Excellent point. I agree, that any system that takes from one person and gives to another will fail, whether given to the rich as you point out, to the poor, or in the case of the US given to both.

Your gap exmaples are where nobody is productive and yet one group steals from the other. The problem is not the income gap created by the theft, but the theft. You see people will refuse to be productive if their crop is stolen every year, witness the Sudan.

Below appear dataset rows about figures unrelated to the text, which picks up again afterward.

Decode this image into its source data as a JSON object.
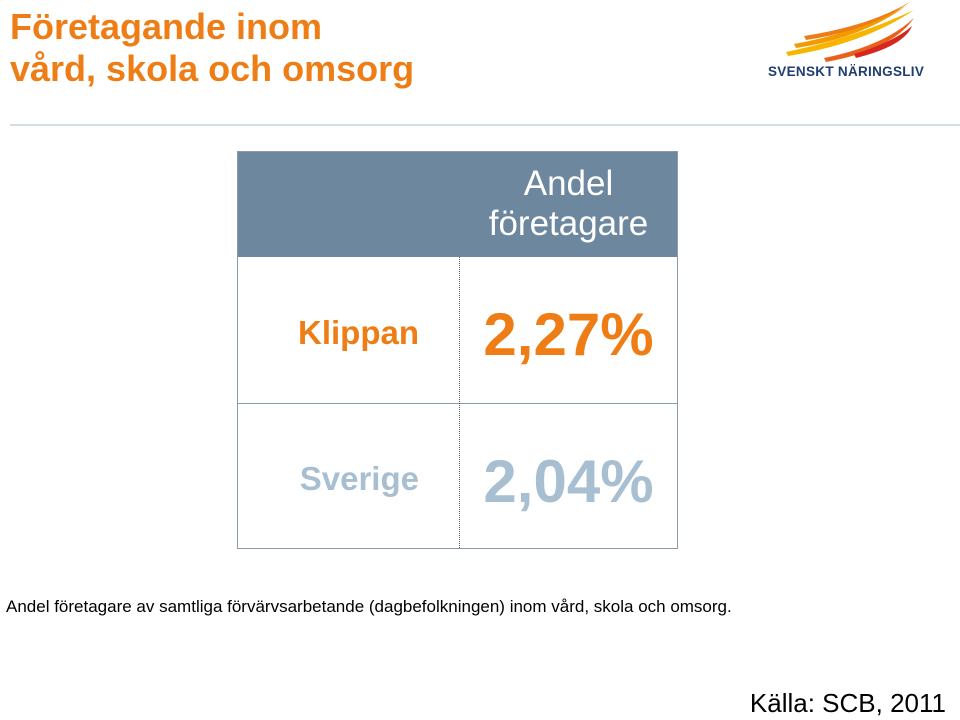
{
  "slide": {
    "title_line1": "Företagande inom",
    "title_line2": "vård, skola och omsorg",
    "logo_text": "SVENSKT NÄRINGSLIV",
    "caption": "Andel företagare av samtliga förvärvsarbetande (dagbefolkningen) inom vård, skola och omsorg.",
    "source": "Källa: SCB, 2011"
  },
  "table": {
    "header_line1": "Andel",
    "header_line2": "företagare",
    "rows": [
      {
        "label": "Klippan",
        "value": "2,27%"
      },
      {
        "label": "Sverige",
        "value": "2,04%"
      }
    ]
  },
  "colors": {
    "accent_orange": "#ee7d16",
    "header_blue": "#6c879e",
    "muted_blue": "#a7bfd1",
    "logo_navy": "#1f3d6e"
  }
}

The gap I talk of is created by a completely different process. One group increases the gap, not by stealing, but by creating wealth that all humanity benefits from lifting all folks above the point they all started at, yet lifting the creators astronomically higher as society willingly values from their creation in the market place of free exchange. Do not our poor benefit from cars, TV’s, and electriciy. Did not Ford, Carrier and Edison obtain great riches that even lifted the poor? In your example the wealth was stolen which destroyed all productivity as there is no incentive to produce, in my example productivity is encouraged and all benefit. "By virtue of exchange, one man's prosperity is beneficial to all others." -- Frederic Bastiat (1801-1850) French economist, statesman, and author. Source: his book, Economic Harmonies

However, the failure of society is better explained by the failure of virtue, than income.

Joseph Story, Justice of the U.S. Supreme Court, 1811-1845, "Republics are created by the virtue, public spirit, and intelligence of the citizens. They fall, when the wise are banished from the public councils, because they dare to be honest, and the profligate are rewarded, because they flatter the people, in order to betray them."

Samuel Adams, the Firebrand of the Revolution –"A general dissolution of principles and manners will more surely overthrow the liberties of America than the whole force of the common enemy. While the people are virtuous they cannot be subdued; but once they lose their virtue they will be ready to surrender their liberties to the first external or internal invader." letter to James Warren dated February 12, 1779.

PATRICK HENRY 1736-d. 1799, " Bad men cannot make good citizens. It is when a people forget God that tyrants forge their chains. A vitiated state of morals, a corrupted public conscience, is incompatible with freedom. No free government, or the blessings of liberty, can be preserved to any people but by a firm adherence to justice, temperance, frugality, and virtue; and by a frequent recurrence to fundamental principles."

BENJAMIN RUSH, "...without virtue there can be no liberty, and liberty is the object and life of all republican governments."

Edmund Burke, “It is better to cherish virtue and humanity, leaving much to free will than to attempt to make men machines and instruments of political benevolence. The world as a whole will gain by a liberty without which virtue cannot exist.”

George Gilder, "Egocentric producers, oriented more to self-expression than toward the service of others, often claim special virtue and demand public subsidies for their unwanted output, whether of alternative energy, excess butter, unintelligible poems and music, or undesired personal counseling services. They disdain businessmen for their ""other-direction"" (as David Riesman, the American sociologist, put it long ago). But it is these market-oriented entrepreneurs who are willing to sacrifice their own interest and self-expression to serve others." "The truly self-interested man most often turns to government to give him the benefits he lacked the moral discipline to earn on his own by serving others."